After I had a solid foundation in recovery, I began looking for a new job. FA friends helped me learn to use the computer, and they gave me tips on job seeking, interviewing, and dressing for success. They supported me through the ups and downs of an 11-month-long job search. I have been at my current position for over four years. It is a weighed and measured job that I am very well-suited to do. As I told one of my co-workers once, “Every day is a delightful surprise.” I feel challenged and appreciated there, and all of my co-workers support my abstinence. I took a pay cut when I came to this job, but the fear of financial insecurity has left me.

Three months ago, I experienced a very difficult series of events. My older son moved out on a Saturday, his dog (our family pet) died on Sunday, and my son started a new semester at college Monday, where he was two-and-a-half years into a five year program. Three days later my mother had a stroke, and she died a few days after that. I felt like I’d lost my baby, I was grieving for my son for losing his baby, and then I lost my mother. My older son has since dropped out of college and is having a difficult time financially.

It was at this point that I understood the concept of allowing the program to carry me. An FA friend brought me an abstinent meal so I would not need to leave her bedside. I received calls of support and sympathy cards, and several FA friends even came to mom’s calling hours and memorial service. My first sponsor provided my dinner for me after the service and my current sponsor drove in with her husband from out of state to support me. It has been a tough couple of months. I miss my mom and am not looking forward to my first Christmas without her. Everything about Christmas reminds me of her.
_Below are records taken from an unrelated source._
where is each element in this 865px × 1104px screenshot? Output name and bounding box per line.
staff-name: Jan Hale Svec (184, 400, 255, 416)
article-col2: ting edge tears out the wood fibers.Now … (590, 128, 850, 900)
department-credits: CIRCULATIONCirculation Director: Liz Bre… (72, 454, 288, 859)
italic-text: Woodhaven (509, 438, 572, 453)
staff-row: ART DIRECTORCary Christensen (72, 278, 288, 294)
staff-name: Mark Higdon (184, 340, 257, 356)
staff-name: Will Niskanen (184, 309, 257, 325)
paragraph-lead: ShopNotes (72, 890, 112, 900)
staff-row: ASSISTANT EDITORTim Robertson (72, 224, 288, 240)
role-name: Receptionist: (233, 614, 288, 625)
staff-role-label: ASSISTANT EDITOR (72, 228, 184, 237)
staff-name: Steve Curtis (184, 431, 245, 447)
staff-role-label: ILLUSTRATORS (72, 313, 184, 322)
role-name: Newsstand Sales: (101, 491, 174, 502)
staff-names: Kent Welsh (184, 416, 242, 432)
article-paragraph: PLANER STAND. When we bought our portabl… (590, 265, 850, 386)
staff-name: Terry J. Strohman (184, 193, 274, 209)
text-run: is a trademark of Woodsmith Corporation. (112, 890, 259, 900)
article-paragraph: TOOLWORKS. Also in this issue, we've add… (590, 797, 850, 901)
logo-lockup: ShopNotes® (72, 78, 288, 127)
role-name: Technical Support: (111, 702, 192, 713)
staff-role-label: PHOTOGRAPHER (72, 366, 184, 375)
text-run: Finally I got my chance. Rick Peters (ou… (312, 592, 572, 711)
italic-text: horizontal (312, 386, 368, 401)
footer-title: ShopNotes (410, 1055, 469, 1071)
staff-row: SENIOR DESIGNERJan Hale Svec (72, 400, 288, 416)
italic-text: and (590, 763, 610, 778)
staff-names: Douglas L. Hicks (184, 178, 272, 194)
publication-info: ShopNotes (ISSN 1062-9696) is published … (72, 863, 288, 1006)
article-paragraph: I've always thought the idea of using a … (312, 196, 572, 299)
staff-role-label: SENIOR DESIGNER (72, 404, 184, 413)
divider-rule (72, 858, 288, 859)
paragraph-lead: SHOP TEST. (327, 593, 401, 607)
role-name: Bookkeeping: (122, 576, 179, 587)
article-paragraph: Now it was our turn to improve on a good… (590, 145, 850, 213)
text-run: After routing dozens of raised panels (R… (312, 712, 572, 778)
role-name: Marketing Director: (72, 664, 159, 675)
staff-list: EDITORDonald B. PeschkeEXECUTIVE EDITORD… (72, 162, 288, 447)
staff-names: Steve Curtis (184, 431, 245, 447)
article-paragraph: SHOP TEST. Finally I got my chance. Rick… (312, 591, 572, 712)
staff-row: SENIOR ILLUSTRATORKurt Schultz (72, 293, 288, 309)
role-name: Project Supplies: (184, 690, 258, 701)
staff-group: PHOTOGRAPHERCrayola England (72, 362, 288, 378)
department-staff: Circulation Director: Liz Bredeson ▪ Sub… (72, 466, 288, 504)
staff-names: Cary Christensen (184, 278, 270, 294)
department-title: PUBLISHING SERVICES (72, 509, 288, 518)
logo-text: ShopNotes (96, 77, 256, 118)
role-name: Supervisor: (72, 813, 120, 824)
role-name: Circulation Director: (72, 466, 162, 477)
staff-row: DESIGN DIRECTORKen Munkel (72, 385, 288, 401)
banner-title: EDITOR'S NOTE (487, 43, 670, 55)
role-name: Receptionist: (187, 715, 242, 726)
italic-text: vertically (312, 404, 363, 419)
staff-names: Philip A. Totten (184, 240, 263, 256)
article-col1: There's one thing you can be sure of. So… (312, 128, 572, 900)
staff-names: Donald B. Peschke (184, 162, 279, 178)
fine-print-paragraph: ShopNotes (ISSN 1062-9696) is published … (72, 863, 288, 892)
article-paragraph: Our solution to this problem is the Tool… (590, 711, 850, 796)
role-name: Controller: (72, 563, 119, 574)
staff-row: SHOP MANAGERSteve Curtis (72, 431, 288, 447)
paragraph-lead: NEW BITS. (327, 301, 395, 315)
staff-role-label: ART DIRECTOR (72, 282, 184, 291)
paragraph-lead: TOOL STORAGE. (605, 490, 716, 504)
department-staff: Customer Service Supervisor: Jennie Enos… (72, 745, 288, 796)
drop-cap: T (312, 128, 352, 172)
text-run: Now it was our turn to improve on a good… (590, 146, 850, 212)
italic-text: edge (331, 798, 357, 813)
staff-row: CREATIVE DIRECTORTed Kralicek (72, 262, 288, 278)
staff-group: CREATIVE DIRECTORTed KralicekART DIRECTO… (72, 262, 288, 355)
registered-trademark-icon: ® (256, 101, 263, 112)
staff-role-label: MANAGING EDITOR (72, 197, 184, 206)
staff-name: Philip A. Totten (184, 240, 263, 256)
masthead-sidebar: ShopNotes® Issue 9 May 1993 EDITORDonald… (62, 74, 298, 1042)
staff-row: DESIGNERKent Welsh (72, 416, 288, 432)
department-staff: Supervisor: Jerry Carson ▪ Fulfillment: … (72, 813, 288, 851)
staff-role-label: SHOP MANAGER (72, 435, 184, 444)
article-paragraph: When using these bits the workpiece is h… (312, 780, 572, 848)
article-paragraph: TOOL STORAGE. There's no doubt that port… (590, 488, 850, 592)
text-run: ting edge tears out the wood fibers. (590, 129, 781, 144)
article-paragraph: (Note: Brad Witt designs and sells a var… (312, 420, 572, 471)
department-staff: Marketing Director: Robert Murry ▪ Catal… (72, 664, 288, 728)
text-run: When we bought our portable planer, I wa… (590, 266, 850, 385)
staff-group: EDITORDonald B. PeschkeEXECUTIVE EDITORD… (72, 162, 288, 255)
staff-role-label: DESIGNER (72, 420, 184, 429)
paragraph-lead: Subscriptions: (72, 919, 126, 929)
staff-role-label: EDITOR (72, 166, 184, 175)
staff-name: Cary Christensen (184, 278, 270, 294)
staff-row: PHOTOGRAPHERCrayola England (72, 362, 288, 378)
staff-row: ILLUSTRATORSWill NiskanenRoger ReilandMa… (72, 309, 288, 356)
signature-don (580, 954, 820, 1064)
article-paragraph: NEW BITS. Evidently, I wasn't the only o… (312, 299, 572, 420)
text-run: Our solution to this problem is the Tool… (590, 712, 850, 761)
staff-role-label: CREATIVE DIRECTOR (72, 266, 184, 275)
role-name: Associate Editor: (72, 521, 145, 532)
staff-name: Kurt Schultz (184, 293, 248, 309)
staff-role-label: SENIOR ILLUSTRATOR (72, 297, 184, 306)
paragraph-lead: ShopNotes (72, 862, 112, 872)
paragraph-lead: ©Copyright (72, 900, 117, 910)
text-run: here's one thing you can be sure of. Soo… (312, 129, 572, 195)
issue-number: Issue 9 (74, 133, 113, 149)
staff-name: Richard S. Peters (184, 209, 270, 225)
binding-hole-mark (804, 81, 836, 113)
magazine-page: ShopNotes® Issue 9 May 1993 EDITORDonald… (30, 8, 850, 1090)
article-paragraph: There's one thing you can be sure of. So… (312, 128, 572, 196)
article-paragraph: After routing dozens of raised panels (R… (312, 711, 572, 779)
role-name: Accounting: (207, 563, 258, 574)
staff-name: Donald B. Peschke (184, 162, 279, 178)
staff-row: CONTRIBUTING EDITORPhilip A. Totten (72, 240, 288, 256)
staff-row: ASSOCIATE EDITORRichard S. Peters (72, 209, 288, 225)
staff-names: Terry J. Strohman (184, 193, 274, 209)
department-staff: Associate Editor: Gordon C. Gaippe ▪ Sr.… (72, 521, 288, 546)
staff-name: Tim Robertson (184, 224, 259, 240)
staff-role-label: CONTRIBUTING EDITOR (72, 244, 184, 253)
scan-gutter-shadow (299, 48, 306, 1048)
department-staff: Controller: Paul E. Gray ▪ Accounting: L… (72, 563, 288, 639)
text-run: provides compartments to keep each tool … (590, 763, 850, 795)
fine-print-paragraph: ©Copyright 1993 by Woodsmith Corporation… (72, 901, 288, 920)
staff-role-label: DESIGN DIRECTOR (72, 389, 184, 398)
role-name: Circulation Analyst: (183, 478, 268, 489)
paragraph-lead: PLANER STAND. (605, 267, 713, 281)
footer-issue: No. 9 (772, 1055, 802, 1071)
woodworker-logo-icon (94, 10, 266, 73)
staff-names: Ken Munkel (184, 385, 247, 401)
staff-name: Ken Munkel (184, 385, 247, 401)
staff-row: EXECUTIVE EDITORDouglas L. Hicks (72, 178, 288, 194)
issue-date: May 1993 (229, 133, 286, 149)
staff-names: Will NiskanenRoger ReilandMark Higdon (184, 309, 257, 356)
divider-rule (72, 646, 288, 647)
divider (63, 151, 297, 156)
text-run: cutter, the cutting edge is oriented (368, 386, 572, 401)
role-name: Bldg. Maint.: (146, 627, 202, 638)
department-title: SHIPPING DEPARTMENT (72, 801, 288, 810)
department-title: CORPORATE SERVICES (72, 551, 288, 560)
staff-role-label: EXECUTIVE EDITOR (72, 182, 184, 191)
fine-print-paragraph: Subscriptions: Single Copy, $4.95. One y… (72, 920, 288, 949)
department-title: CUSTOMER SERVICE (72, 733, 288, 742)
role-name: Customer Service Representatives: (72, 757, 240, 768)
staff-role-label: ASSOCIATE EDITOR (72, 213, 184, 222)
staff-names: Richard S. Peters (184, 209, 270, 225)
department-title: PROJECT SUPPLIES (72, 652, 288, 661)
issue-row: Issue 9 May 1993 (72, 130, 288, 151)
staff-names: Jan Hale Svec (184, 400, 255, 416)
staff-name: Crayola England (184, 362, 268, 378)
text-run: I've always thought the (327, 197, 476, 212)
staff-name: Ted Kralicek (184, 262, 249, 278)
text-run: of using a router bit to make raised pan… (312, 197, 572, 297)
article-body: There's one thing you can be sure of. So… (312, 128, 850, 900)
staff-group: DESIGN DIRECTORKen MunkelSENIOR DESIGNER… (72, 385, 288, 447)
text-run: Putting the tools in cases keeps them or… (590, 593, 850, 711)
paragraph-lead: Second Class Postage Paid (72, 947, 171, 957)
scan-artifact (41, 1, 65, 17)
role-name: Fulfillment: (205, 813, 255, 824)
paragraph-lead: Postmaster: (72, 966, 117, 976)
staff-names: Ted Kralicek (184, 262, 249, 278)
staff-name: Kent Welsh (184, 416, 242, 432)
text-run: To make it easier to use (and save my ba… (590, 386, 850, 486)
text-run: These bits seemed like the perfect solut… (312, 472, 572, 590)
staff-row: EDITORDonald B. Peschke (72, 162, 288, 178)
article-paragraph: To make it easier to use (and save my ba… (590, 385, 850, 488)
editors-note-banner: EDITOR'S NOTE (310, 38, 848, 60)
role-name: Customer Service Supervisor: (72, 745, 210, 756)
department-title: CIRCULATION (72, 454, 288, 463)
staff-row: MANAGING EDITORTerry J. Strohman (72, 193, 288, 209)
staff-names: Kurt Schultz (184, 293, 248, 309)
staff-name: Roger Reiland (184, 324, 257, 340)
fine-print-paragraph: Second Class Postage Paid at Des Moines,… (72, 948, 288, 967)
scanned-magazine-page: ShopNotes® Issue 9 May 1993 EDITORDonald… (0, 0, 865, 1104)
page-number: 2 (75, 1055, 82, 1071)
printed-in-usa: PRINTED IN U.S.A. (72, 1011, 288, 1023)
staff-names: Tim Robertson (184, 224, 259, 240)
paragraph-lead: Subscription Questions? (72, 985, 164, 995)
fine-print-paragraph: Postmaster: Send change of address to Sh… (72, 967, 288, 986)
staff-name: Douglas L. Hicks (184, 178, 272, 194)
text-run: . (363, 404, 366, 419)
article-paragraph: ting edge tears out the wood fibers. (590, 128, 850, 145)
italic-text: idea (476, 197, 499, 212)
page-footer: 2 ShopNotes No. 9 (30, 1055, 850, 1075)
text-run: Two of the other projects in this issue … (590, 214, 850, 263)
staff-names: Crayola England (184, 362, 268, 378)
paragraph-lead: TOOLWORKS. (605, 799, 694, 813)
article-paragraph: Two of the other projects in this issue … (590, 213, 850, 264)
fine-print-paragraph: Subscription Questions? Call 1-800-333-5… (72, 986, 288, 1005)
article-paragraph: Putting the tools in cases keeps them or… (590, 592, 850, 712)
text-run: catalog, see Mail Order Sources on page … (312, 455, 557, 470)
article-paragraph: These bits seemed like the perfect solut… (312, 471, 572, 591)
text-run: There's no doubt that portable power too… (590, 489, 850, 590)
Good things are happening, too, though. My husband has been working for the past seven years, after being out of work for two-and-a-half years. My younger son has found a great job working with developmentally disabled adults and is doing well in his second year of college. He was 12 when I came to FA and does not remember me being overweight and obsessed with food. I have been in several AWOLs over the years. Working the 12 Steps helped me to be able to treat my mother with respect, patience, and kindness, and it improve my relationship with my sons and my husband. I know that one day at a time; I can face the ups and downs of life without any extra food.

I have been abstinent for almost eight years and am maintaining a 95-pound weight loss. I love living in a “right-sized” body. Every morning, when I get down on my knees to pray, I am still amazed that I have had another abstinent day. I love waking up abstinent with no regrets about what I ate the day before. I realize that abstinence is a gift from God. If I give that gift back, I have no reason to believe I will get it again. I don’t want to go back to the “food hell” where I lived for decades. I treasure my abstinence and feel so grateful for the recovery that has been shared with me, so generously, by other members in FA.